Since the mid-1980s, Benziger has been offering its growers educational workshops on environmentally sound growing methods and has trademarked its own sustainable farming program: Farming for the Future.

“We would love to have the Wine Institute come up with a certification agent, Benziger says. “But they don’t have one yet, so we had to go out to Stellar [Certification Services]. You have to have third-party certification because you have to have a form of transparency.”

At the end of the day, Benziger says, the idea is to grow better-quality grapes. “Overall, with certified wines, we see an increase in quality and better expression of the fruit. We found it brings the authenticity of that vine, the terroir, the sense of place into focus.

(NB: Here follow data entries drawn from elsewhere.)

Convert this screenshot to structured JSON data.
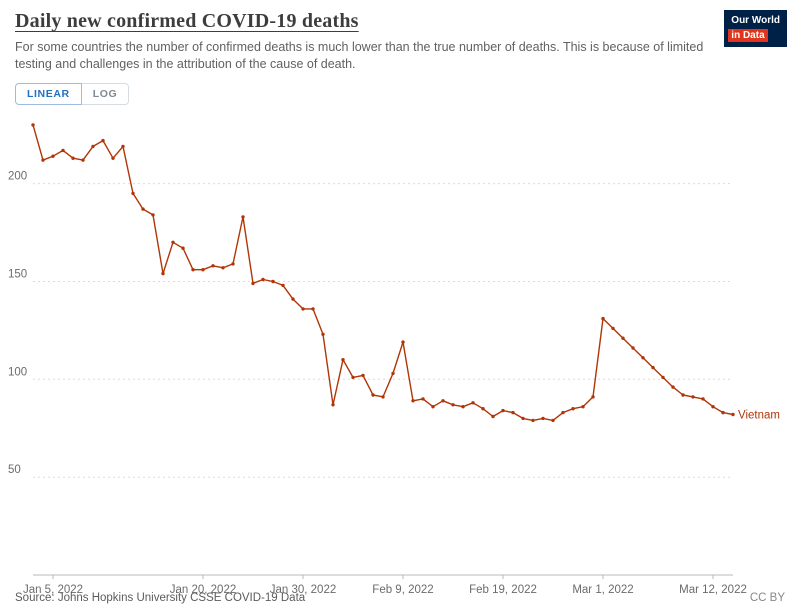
{
  "header": {
    "title": "Daily new confirmed COVID-19 deaths",
    "subtitle": "For some countries the number of confirmed deaths is much lower than the true number of deaths. This is because of limited testing and challenges in the attribution of the cause of death.",
    "logo": {
      "line1": "Our World",
      "line2": "in Data",
      "bg_color": "#002147",
      "accent_color": "#e0351c"
    }
  },
  "controls": {
    "linear_label": "LINEAR",
    "log_label": "LOG",
    "active": "LINEAR",
    "active_color": "#2470c2"
  },
  "chart_data": {
    "type": "line",
    "title": "Daily new confirmed COVID-19 deaths",
    "xlabel": "",
    "ylabel": "",
    "ylim": [
      0,
      232
    ],
    "yticks": [
      50,
      100,
      150,
      200
    ],
    "grid": true,
    "legend_position": "end-of-line-label",
    "x": [
      "2022-01-03",
      "2022-01-04",
      "2022-01-05",
      "2022-01-06",
      "2022-01-07",
      "2022-01-08",
      "2022-01-09",
      "2022-01-10",
      "2022-01-11",
      "2022-01-12",
      "2022-01-13",
      "2022-01-14",
      "2022-01-15",
      "2022-01-16",
      "2022-01-17",
      "2022-01-18",
      "2022-01-19",
      "2022-01-20",
      "2022-01-21",
      "2022-01-22",
      "2022-01-23",
      "2022-01-24",
      "2022-01-25",
      "2022-01-26",
      "2022-01-27",
      "2022-01-28",
      "2022-01-29",
      "2022-01-30",
      "2022-01-31",
      "2022-02-01",
      "2022-02-02",
      "2022-02-03",
      "2022-02-04",
      "2022-02-05",
      "2022-02-06",
      "2022-02-07",
      "2022-02-08",
      "2022-02-09",
      "2022-02-10",
      "2022-02-11",
      "2022-02-12",
      "2022-02-13",
      "2022-02-14",
      "2022-02-15",
      "2022-02-16",
      "2022-02-17",
      "2022-02-18",
      "2022-02-19",
      "2022-02-20",
      "2022-02-21",
      "2022-02-22",
      "2022-02-23",
      "2022-02-24",
      "2022-02-25",
      "2022-02-26",
      "2022-02-27",
      "2022-02-28",
      "2022-03-01",
      "2022-03-02",
      "2022-03-03",
      "2022-03-04",
      "2022-03-05",
      "2022-03-06",
      "2022-03-07",
      "2022-03-08",
      "2022-03-09",
      "2022-03-10",
      "2022-03-11",
      "2022-03-12",
      "2022-03-13",
      "2022-03-14"
    ],
    "xticks": [
      {
        "label": "Jan 5, 2022",
        "index": 2
      },
      {
        "label": "Jan 20, 2022",
        "index": 17
      },
      {
        "label": "Jan 30, 2022",
        "index": 27
      },
      {
        "label": "Feb 9, 2022",
        "index": 37
      },
      {
        "label": "Feb 19, 2022",
        "index": 47
      },
      {
        "label": "Mar 1, 2022",
        "index": 57
      },
      {
        "label": "Mar 12, 2022",
        "index": 68
      }
    ],
    "series": [
      {
        "name": "Vietnam",
        "color": "#b13507",
        "values": [
          230,
          212,
          214,
          217,
          213,
          212,
          219,
          222,
          213,
          219,
          195,
          187,
          184,
          154,
          170,
          167,
          156,
          156,
          158,
          157,
          159,
          183,
          149,
          151,
          150,
          148,
          141,
          136,
          136,
          123,
          87,
          110,
          101,
          102,
          92,
          91,
          103,
          119,
          89,
          90,
          86,
          89,
          87,
          86,
          88,
          85,
          81,
          84,
          83,
          80,
          79,
          80,
          79,
          83,
          85,
          86,
          91,
          131,
          126,
          121,
          116,
          111,
          106,
          101,
          96,
          92,
          91,
          90,
          86,
          83,
          82
        ]
      }
    ]
  },
  "footer": {
    "source": "Source: Johns Hopkins University CSSE COVID-19 Data",
    "license": "CC BY"
  }
}
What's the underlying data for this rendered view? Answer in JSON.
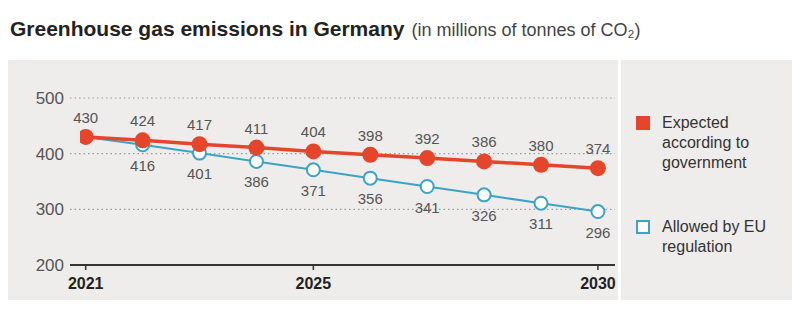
{
  "chart_data": {
    "type": "line",
    "title": "Greenhouse gas emissions in Germany",
    "subtitle": "(in millions of tonnes of CO₂)",
    "x": [
      2021,
      2022,
      2023,
      2024,
      2025,
      2026,
      2027,
      2028,
      2029,
      2030
    ],
    "xlim": [
      2020.9,
      2030.3
    ],
    "xticks": [
      2021,
      2025,
      2030
    ],
    "ylim": [
      200,
      500
    ],
    "yticks": [
      200,
      300,
      400,
      500
    ],
    "grid": true,
    "legend": "right",
    "data_labels": true,
    "series": [
      {
        "name": "Expected according to government",
        "color": "#e5452a",
        "marker": "filled_circle",
        "line_style": "solid",
        "values": [
          430,
          424,
          417,
          411,
          404,
          398,
          392,
          386,
          380,
          374
        ]
      },
      {
        "name": "Allowed by EU regulation",
        "color": "#3ba4c6",
        "marker": "open_circle",
        "line_style": "solid",
        "values": [
          430,
          416,
          401,
          386,
          371,
          356,
          341,
          326,
          311,
          296
        ],
        "value_labels": [
          null,
          "416",
          "401",
          "386",
          "371",
          "356",
          "341",
          "326",
          "311",
          "296"
        ]
      }
    ]
  }
}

The grapevine has a chance to fully integrate with its natural environment.” In part, that’s because with chemical fertilizers, the food is at the surface, whereas in biodynamic vineyards, roots must reach deeper for nutrients.

“In a great vintage, everybody does well,” Benziger says. “In a marginal year, that’s where you really see the quality come through because the vines are more healthy. When the chips are down, our vines seem to do much better than those not farmed to [sustainable/biodynamic] level.” The winery’s 2007 vintage bore out the proof. “Our 2007 sauvignon blanc is the best sauvignon blanc we have ever made,” Benziger notes. “And our [2007] pinot noirs have more finesse.”